According to the translation, the emperor's prominent minister, Saluva Timmarasu, dismantled the older sanctuary to construct a new bhoga mandapa (pavilion) and a protective enclosure wall for the attendant deities. To maintain the temple, Timmarasu officially granted the village of Madanur to an individual named Katta Malaya to ensure the continuous provision of amritapadi (sacred food offerings) for the deity. The edict is also notable for recording the exact historical boundaries of the village, identifying the sea to the east and the Inangaleru river to the west.

== Geography ==
Madanur is situated near the coast of the Bay of Bengal.
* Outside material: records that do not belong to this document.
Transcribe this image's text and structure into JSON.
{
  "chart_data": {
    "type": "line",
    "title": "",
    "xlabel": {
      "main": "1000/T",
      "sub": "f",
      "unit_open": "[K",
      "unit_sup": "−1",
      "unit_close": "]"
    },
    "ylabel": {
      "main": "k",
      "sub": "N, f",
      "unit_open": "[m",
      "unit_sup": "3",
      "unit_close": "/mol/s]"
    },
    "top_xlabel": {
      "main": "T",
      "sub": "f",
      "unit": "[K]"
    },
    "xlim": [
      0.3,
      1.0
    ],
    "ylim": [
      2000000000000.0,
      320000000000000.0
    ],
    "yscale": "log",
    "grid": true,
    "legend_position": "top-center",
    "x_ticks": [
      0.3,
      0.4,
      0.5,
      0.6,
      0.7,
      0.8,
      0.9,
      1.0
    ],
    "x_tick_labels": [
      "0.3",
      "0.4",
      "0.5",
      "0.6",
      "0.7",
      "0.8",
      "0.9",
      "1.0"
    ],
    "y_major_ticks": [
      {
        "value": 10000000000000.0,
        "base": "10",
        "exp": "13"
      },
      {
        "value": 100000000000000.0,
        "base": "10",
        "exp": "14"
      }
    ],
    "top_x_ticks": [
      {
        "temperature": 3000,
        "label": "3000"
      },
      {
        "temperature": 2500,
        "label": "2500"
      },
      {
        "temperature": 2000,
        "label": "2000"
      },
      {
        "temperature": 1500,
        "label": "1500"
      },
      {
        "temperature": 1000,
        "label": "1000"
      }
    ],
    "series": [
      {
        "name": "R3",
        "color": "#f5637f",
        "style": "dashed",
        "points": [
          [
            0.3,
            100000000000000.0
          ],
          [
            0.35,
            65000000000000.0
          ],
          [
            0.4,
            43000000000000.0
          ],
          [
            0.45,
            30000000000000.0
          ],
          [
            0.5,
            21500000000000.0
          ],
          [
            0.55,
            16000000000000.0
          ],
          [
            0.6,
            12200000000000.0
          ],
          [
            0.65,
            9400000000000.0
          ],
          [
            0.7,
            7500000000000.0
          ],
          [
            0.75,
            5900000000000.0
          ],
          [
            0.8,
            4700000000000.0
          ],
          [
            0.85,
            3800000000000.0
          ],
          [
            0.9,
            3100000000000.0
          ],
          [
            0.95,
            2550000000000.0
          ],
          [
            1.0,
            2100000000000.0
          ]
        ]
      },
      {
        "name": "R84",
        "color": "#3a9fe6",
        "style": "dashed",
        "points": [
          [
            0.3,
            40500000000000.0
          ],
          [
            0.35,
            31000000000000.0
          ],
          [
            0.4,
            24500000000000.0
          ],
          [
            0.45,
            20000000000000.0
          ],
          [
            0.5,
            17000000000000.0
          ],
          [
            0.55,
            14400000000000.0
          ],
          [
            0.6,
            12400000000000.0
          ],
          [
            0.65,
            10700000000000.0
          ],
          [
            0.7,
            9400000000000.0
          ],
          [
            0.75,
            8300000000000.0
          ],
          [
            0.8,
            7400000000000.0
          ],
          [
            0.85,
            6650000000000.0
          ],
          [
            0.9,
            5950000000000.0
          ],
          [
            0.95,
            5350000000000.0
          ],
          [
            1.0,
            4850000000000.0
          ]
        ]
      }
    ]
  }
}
It is located approximately 11 kilometers from the sub-district headquarters in Kothapatnam, and is governed as a gram panchayat. The village's coastal area includes Madanur Beach, a local tourist and fishing spot situated near the neighboring village of Ethamukkala.

== Demographics ==
According to the 2011 Census of India, Madanur has a total population of 6,598, consisting of 3,315 males and 3,283 females residing across 1,830 households. Children between the ages of 0–6 number 767, making up 11.62% of the village's total population. The average literacy rate stands at 58.55%, with male literacy at 66.78% and female literacy at 50.28%.

== Culture ==
Due to its coastal location, fishing is a prominent aspect of the local economy and culture. During the Sankranti festival, the village of Madanuru Peddapalem and surrounding hamlets (such as Swarnandhra Pattapupalem and Eethamukkala Palle palem) actively participate in traditional boat races, swimming competitions, and rangoli-making organized by the Fishermen Welfare Committee.